If only the same had been true for Dylan Thomas: as things were, he was the author of the plangent phrase “lack of money continues to pour in”. The poet’s normal condition is to settle for all the rewards that are not financial and then not get even those. At best, there is a sprit of sacrificial romance, as there was for the Cavalier poets whose privilege, sword in hand and plumed hat gaily cast aside, was to be trampled flat by Cromwell’s dragoons. But usually there is nothing else to be gained, except, at the most, a pinch of immortality.
And yes, most poets have to live without that too. Any poet, no matter how much of a success he or she is – or, to put it realistically, no matter how much of a failure he or she isn’t – will sooner or later get the idea that the sales resistance to poetry is automatic and universal. People don’t really want it, because if it’s bad it bores them and if it’s good it hurts. People come reeling and sobbing out of a performance of Romeo and Juliet; they quote the balcony scene with trembling lips; and you can lead them to no more poetry except at gunpoint. They have been faced with the abyss, and it has happened too soon in their lives. There could be a connection: because, as I have recently found, to be really faced with the abyss means that poetry comes into the mind all the time, as if darkness could speak. Perhaps that’s what poetry is for: to help us die.
But surely it can also help us live. Though it has no use, it is life-enhancing because it doesn’t. It might help the Western world to survive the delusion that illiteracy equals authenticity, but that would be only a side-effect of its true purpose, which is to reveal the divine nature of the language in which it is written. Its mere existence proves that there can be patterns in the chaos. Hence the delighted sorrow when old people share a remembered phrase. And early on in their lives, before they have learned to be afraid, young people love the stuff. You can’t stop them chanting verse as they scoot around.

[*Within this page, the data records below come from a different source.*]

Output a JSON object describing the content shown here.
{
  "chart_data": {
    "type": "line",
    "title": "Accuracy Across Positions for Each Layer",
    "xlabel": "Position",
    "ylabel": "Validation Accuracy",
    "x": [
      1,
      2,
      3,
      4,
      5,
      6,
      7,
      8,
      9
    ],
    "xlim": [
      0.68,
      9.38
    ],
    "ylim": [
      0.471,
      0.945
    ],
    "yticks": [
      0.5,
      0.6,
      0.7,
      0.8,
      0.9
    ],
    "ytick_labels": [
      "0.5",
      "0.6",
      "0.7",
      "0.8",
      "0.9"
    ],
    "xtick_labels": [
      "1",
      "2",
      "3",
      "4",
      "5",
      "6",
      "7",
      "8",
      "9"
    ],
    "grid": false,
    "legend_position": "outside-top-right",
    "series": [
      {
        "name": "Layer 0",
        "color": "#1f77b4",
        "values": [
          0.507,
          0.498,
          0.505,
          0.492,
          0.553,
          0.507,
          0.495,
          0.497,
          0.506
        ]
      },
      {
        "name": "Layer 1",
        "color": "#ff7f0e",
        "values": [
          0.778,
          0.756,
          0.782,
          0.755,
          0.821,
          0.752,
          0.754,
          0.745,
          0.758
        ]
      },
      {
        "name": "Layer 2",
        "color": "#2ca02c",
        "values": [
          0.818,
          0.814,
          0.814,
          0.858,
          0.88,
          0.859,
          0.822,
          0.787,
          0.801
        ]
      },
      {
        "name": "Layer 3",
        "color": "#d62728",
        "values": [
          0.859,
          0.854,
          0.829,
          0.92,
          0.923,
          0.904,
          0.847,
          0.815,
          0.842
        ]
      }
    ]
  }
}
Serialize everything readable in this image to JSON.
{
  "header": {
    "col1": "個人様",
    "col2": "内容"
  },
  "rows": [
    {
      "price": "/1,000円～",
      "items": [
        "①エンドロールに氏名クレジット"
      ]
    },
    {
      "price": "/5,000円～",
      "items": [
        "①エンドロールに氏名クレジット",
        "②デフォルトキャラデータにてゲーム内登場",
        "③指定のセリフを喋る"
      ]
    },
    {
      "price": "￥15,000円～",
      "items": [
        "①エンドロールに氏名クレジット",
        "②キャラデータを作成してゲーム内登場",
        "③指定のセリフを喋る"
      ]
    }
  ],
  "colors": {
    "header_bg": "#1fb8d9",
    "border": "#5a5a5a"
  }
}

An adult poet is someone who can live to be a hundred and never leave the playground. But there are adult readers who also keep that young receptivity for verbal joy, and the hope of any poet is to reach them. If this book reaches them, I’m in luck. In luck again. The week before last my leukaemia came back out of remission, but there’s a new drug all set to fight it. The drug is called Ibrutinib. Can you beat that? It’s poetry.